It’s so sad; all my brick and mortar DVD shops have disappeared! First they came for Tower Records and I said nothing, then the came for FYE and I said, “Yikes!” and then they came and closed down CEX an South Street and I was left a mere shell of my former self, DVD-detoxing in an alley. I know I can order physical media online but it’s really about the joy of the hunt for me. I love to dig through piles of coal to discover a hidden gem (it provides a much stronger dopamine rush). It’s gotten so hopelessly dismal that I’ve turned to the mangy offerings at 7-11 and the budget trough at my local RITE AID! These are sad days indeed! But as I’ve always said, (and feel free to put this on my tombstone) “When life hands you lemons- eat them because they are delicious.” Recently at RITE AID I came across a movie called HOWL. How have I never heard of this bad boy before? It’s about werewolves on a train (!!!!) and was written by ALAN GINSBERG (last part, not true).
Folks, it would be impossible for me NOT to purchase a movie about werewolves on a train, especially when it’s only four bucks and boasts on the cover that it’s directed by the dude who did the special effects for THE DESCENT (PAUL HYETT). It truly shocks me that I have never heard of this movie before (perhaps ignoring every conceivable Horror news outlet has somehow left me out of the loop?). Was I simply not paying attention in 2015? It’s hard to believe that my ears wouldn’t instinctively perk up at the mere mention of WEREWOLVES on a TRAIN because I LOVE both werewolves and trains; they are a perfect combination! Like Ginger Rogers and Fred Flintstone! Geez, how has the long-winded THE HOWLING series never addressed such a hairy predicament before? It boggles the mind.

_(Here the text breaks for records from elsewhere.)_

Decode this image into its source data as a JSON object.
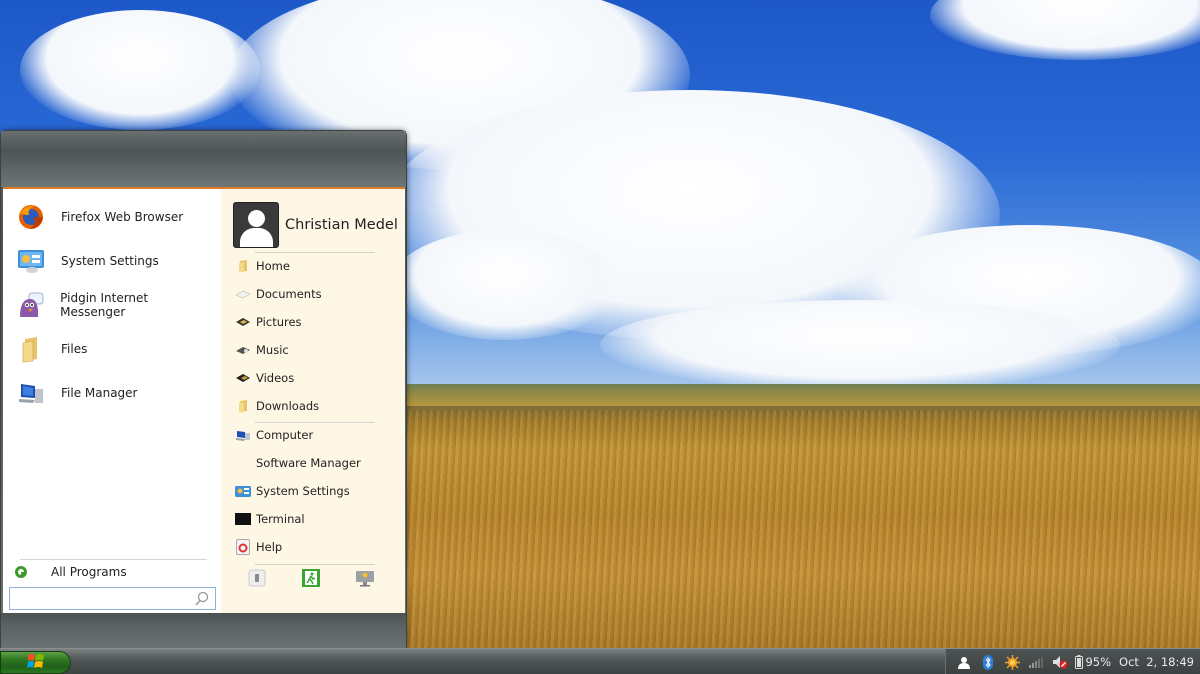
{
  "desktop": {
    "wallpaper": "Wheat field under blue sky with clouds"
  },
  "start_menu": {
    "pinned_apps": [
      {
        "label": "Firefox Web Browser",
        "icon": "firefox-icon"
      },
      {
        "label": "System Settings",
        "icon": "system-settings-icon"
      },
      {
        "label": "Pidgin Internet Messenger",
        "icon": "pidgin-icon"
      },
      {
        "label": "Files",
        "icon": "folder-icon"
      },
      {
        "label": "File Manager",
        "icon": "computer-icon"
      }
    ],
    "all_programs_label": "All Programs",
    "search": {
      "value": "",
      "placeholder": ""
    },
    "user": {
      "name": "Christian Medel"
    },
    "places": [
      {
        "label": "Home",
        "icon": "folder-icon"
      },
      {
        "label": "Documents",
        "icon": "documents-icon"
      },
      {
        "label": "Pictures",
        "icon": "pictures-icon"
      },
      {
        "label": "Music",
        "icon": "music-icon"
      },
      {
        "label": "Videos",
        "icon": "videos-icon"
      },
      {
        "label": "Downloads",
        "icon": "folder-icon"
      }
    ],
    "system": [
      {
        "label": "Computer",
        "icon": "computer-icon"
      },
      {
        "label": "Software Manager",
        "icon": ""
      },
      {
        "label": "System Settings",
        "icon": "system-settings-icon"
      },
      {
        "label": "Terminal",
        "icon": "terminal-icon"
      },
      {
        "label": "Help",
        "icon": "help-icon"
      }
    ],
    "actions": [
      {
        "name": "lock-screen",
        "icon": "lock-icon"
      },
      {
        "name": "logout",
        "icon": "exit-icon"
      },
      {
        "name": "shutdown",
        "icon": "monitor-icon"
      }
    ]
  },
  "taskbar": {
    "tray": {
      "battery_percent": "95%",
      "datetime": "Oct  2, 18:49",
      "icons": [
        "user-icon",
        "bluetooth-icon",
        "update-icon",
        "network-signal-icon",
        "volume-muted-icon",
        "battery-icon"
      ]
    },
    "colors": {
      "start_button": "#2f7a22",
      "menu_accent": "#e07b2a"
    }
  }
}
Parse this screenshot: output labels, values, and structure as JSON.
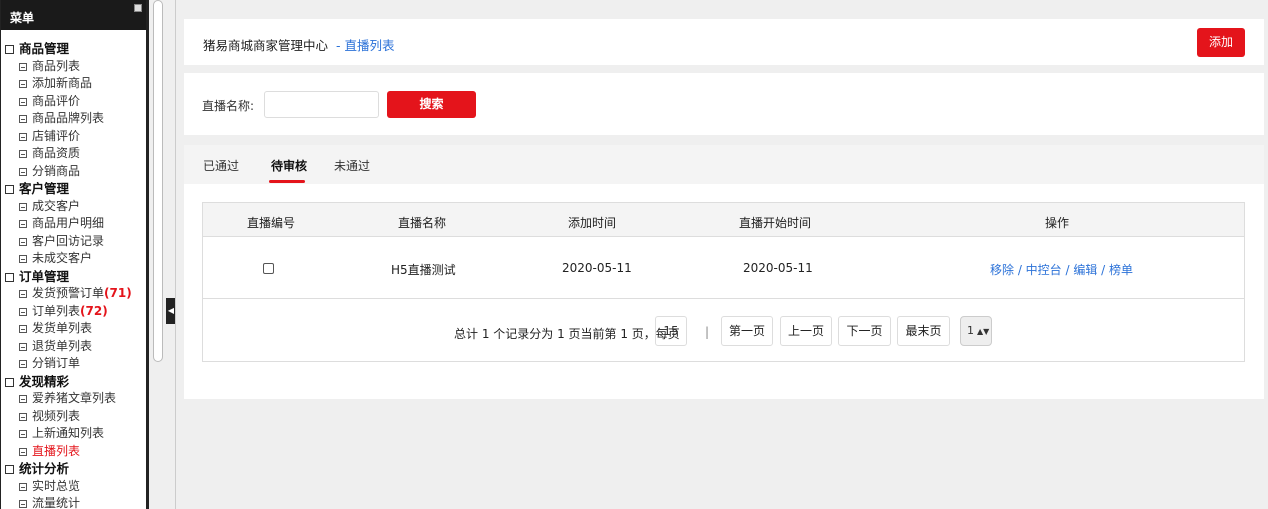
{
  "sidebar": {
    "title": "菜单",
    "groups": [
      {
        "label": "商品管理",
        "items": [
          "商品列表",
          "添加新商品",
          "商品评价",
          "商品品牌列表",
          "店铺评价",
          "商品资质",
          "分销商品"
        ]
      },
      {
        "label": "客户管理",
        "items": [
          "成交客户",
          "商品用户明细",
          "客户回访记录",
          "未成交客户"
        ]
      },
      {
        "label": "订单管理",
        "items": [
          "发货预警订单",
          "订单列表",
          "发货单列表",
          "退货单列表",
          "分销订单"
        ],
        "counts": {
          "0": "(71)",
          "1": "(72)"
        }
      },
      {
        "label": "发现精彩",
        "items": [
          "爱养猪文章列表",
          "视频列表",
          "上新通知列表",
          "直播列表"
        ],
        "active": "直播列表"
      },
      {
        "label": "统计分析",
        "items": [
          "实时总览",
          "流量统计"
        ]
      }
    ]
  },
  "header": {
    "site_title": "猪易商城商家管理中心",
    "breadcrumb": "- 直播列表",
    "add_label": "添加"
  },
  "search": {
    "label": "直播名称:",
    "button_label": "搜索",
    "value": ""
  },
  "tabs": [
    {
      "label": "已通过"
    },
    {
      "label": "待审核",
      "active": true
    },
    {
      "label": "未通过"
    }
  ],
  "table": {
    "columns": [
      "直播编号",
      "直播名称",
      "添加时间",
      "直播开始时间",
      "操作"
    ],
    "rows": [
      {
        "name": "H5直播测试",
        "added": "2020-05-11",
        "start": "2020-05-11",
        "ops": "移除 / 中控台 / 编辑 / 榜单"
      }
    ]
  },
  "pager": {
    "summary": "总计 1 个记录分为 1 页当前第 1 页，每页",
    "page_size": "15",
    "separator": "|",
    "first": "第一页",
    "prev": "上一页",
    "next": "下一页",
    "last": "最末页",
    "page_select": "1"
  },
  "colors": {
    "accent": "#e4141b",
    "link": "#2c72d8"
  }
}
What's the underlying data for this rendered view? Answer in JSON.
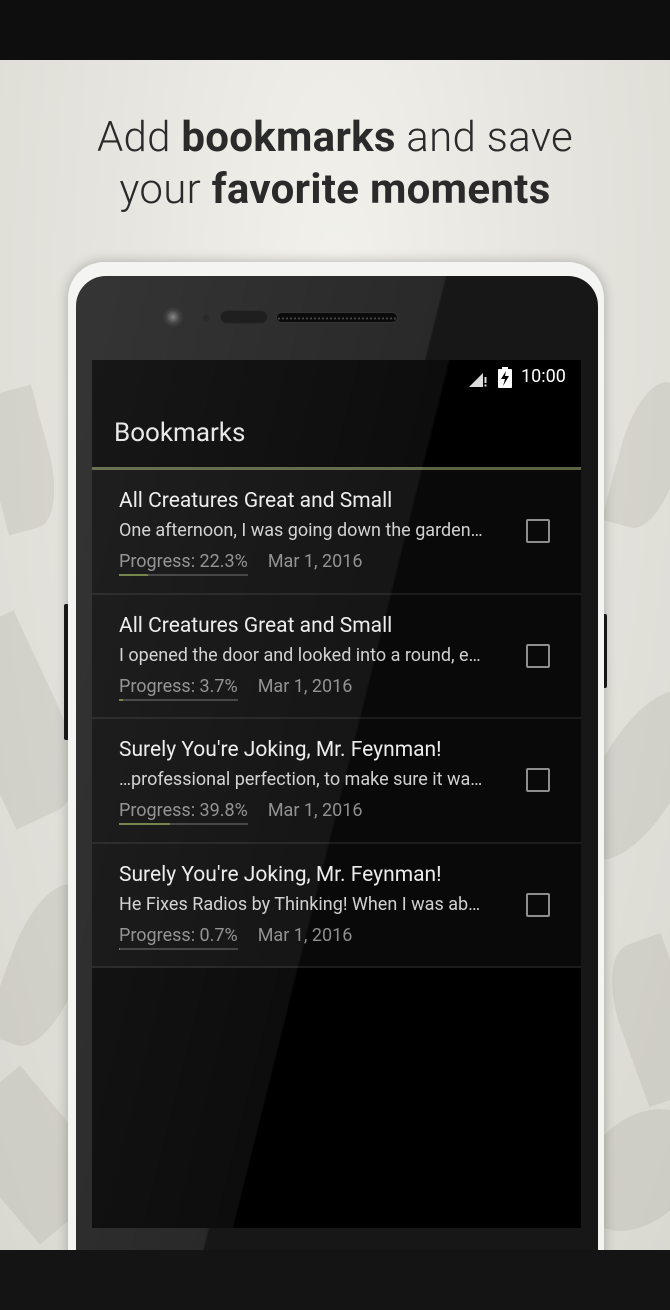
{
  "headline": {
    "line1_pre": "Add ",
    "line1_bold": "bookmarks",
    "line1_post": " and save",
    "line2_pre": "your ",
    "line2_bold": "favorite moments"
  },
  "status_bar": {
    "time": "10:00",
    "signal_icon": "signal-icon",
    "battery_icon": "battery-charging-icon"
  },
  "app_bar": {
    "title": "Bookmarks"
  },
  "bookmarks": [
    {
      "title": "All Creatures Great and Small",
      "snippet": "One afternoon, I was going down the garden…",
      "progress_label": "Progress: 22.3%",
      "progress": 0.223,
      "date": "Mar 1, 2016",
      "checked": false
    },
    {
      "title": "All Creatures Great and Small",
      "snippet": "I opened the door and looked into a round, e…",
      "progress_label": "Progress: 3.7%",
      "progress": 0.037,
      "date": "Mar 1, 2016",
      "checked": false
    },
    {
      "title": "Surely You're Joking, Mr. Feynman!",
      "snippet": "…professional perfection, to make sure it wa…",
      "progress_label": "Progress: 39.8%",
      "progress": 0.398,
      "date": "Mar 1, 2016",
      "checked": false
    },
    {
      "title": "Surely You're Joking, Mr. Feynman!",
      "snippet": "He Fixes Radios by Thinking! When I was ab…",
      "progress_label": "Progress: 0.7%",
      "progress": 0.007,
      "date": "Mar 1, 2016",
      "checked": false
    }
  ],
  "colors": {
    "accent": "#6b7b3c",
    "screen_bg": "#000000",
    "promo_bg": "#e6e5df"
  }
}
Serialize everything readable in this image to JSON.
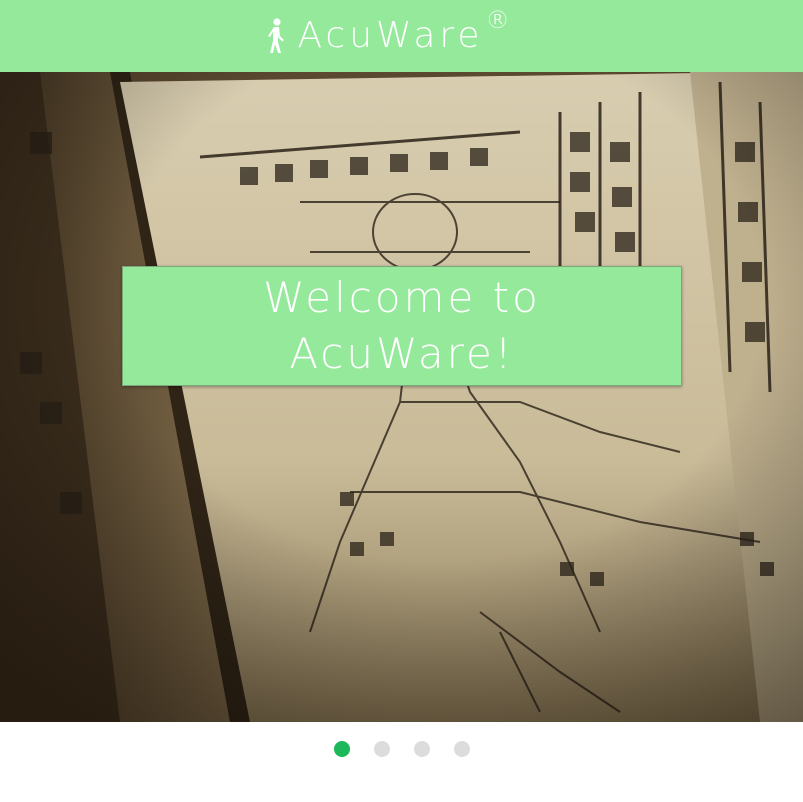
{
  "colors": {
    "header_bg": "#95e99b",
    "accent": "#95e99b",
    "dot_active": "#1cb85a",
    "dot_inactive": "#dcdcdc"
  },
  "header": {
    "icon": "walking-person-icon",
    "brand_name": "AcuWare",
    "registered_mark": "®"
  },
  "hero": {
    "image": "ancient-acupuncture-chart-image",
    "welcome_text": "Welcome to AcuWare!"
  },
  "carousel": {
    "total_slides": 4,
    "active_index": 0
  }
}
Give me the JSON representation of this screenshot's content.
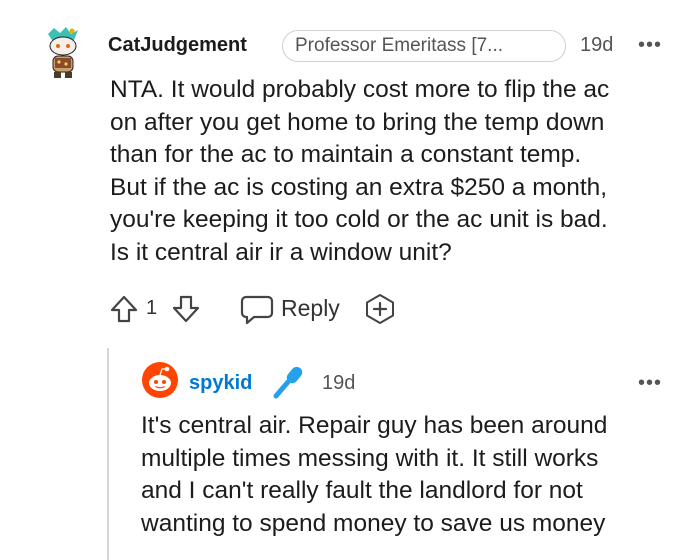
{
  "comment": {
    "username": "CatJudgement",
    "flair": "Professor Emeritass [7...",
    "time": "19d",
    "more": "•••",
    "body": "NTA. It would probably cost more to flip the ac\non after you get home to bring the temp down\nthan for the ac to maintain a constant temp.\nBut if the ac is costing an extra $250 a month,\nyou're keeping it too cold or the ac unit is bad.\nIs it central air ir a window unit?",
    "actions": {
      "vote_count": "1",
      "reply_label": "Reply"
    }
  },
  "reply": {
    "username": "spykid",
    "time": "19d",
    "more": "•••",
    "body": "It's central air. Repair guy has been around\nmultiple times messing with it. It still works\nand I can't really fault the landlord for not\nwanting to spend money to save us money"
  },
  "colors": {
    "text": "#1c1c1c",
    "secondary": "#555555",
    "op_username_blue": "#0079d3",
    "snoo_red": "#ff4500",
    "mic_blue": "#24a0ed",
    "thread_line": "#d6d6d6"
  },
  "icons": [
    "snoo-avatar-icon",
    "upvote-icon",
    "downvote-icon",
    "reply-bubble-icon",
    "award-plus-icon",
    "microphone-icon",
    "more-options-icon"
  ]
}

Anyway, HOWL concerns a put-upon, mild-mannered train guard named Joe (ED SPELEERS) whose night shift turns out to be a nightmare due to a scraggly slew of passengers ripped straight from an AGATHA CHRISTIE novel and a deer-caused derailment that strands the motley crew in lycanthrope-land. Like any sadsack worth his salt, Joe also must deal with a haranguing bully (ELLIOT COWAN) and an elusive love interest (HOLLY WESTON). A lot of tension comes from the passengers failing to consolidate against the surrounding threat once it rears its snarling head and turning on each other with dire results. For the most part, many of the characters are as dimensional as CLUE cards but they’re an entertaining bunch just the same. My lone gripe would be that an overweight character is too routinely presented as comic relief to the annoying point that he seems lifted from a lazy teen sex comedy from the early eighties.
But hey, who cares about characterization when the majority of the cast is going to end up either howling at the moon or ripped to shreds? The werewolves in this movie are pretty awesome and duly threatening. Up close they’re like furry, roiding RAWHEAD REX sized mutants with few, if any, canine characteristics. From a distance, weaving through the dark forest is when they are at their most haunting and daunting. They’re often presented as shadowy silhouettes with glowing eyes, not unlike the ghostly beings in THE FOG and it’s damn striking. Actually, the whole look of the film is rather slick and stylish. I read some complaints online about the handling of the train itself, that the effect looks like a toy model but I have to say, I really dug that aspect of it. I think it gives the picture an unreal/dream quality and reads like an apathetic God’s view looking down upon the tiny tragedy below.
All in all, HOWL is a blast of old school fun and probably the most enjoyable werewolf movie I’ve seen in a dog’s age. It’s perfect late night fare with its claustrophobic setting and its “who will be infected next?” paranoid vibe. I found myself worrying for the few passengers that weren’t obnoxious and looking forward to the demises of the ones who got on my nerves and that’s just what I signed up for (besides werewolves and trains). The end comeuppance for the film’s main antagonist is especially gratifying. If you should stumble across HOWL hanging out in your local bargain bin I suggest you snatch it up right quick. I’m hoping and guessing as word gets out it will gain in popularity and cult approval over the years but in the meantime, it’ll fit quite nicely on my DVD shelf somewhere between THE HOWLING and TERROR TRAIN.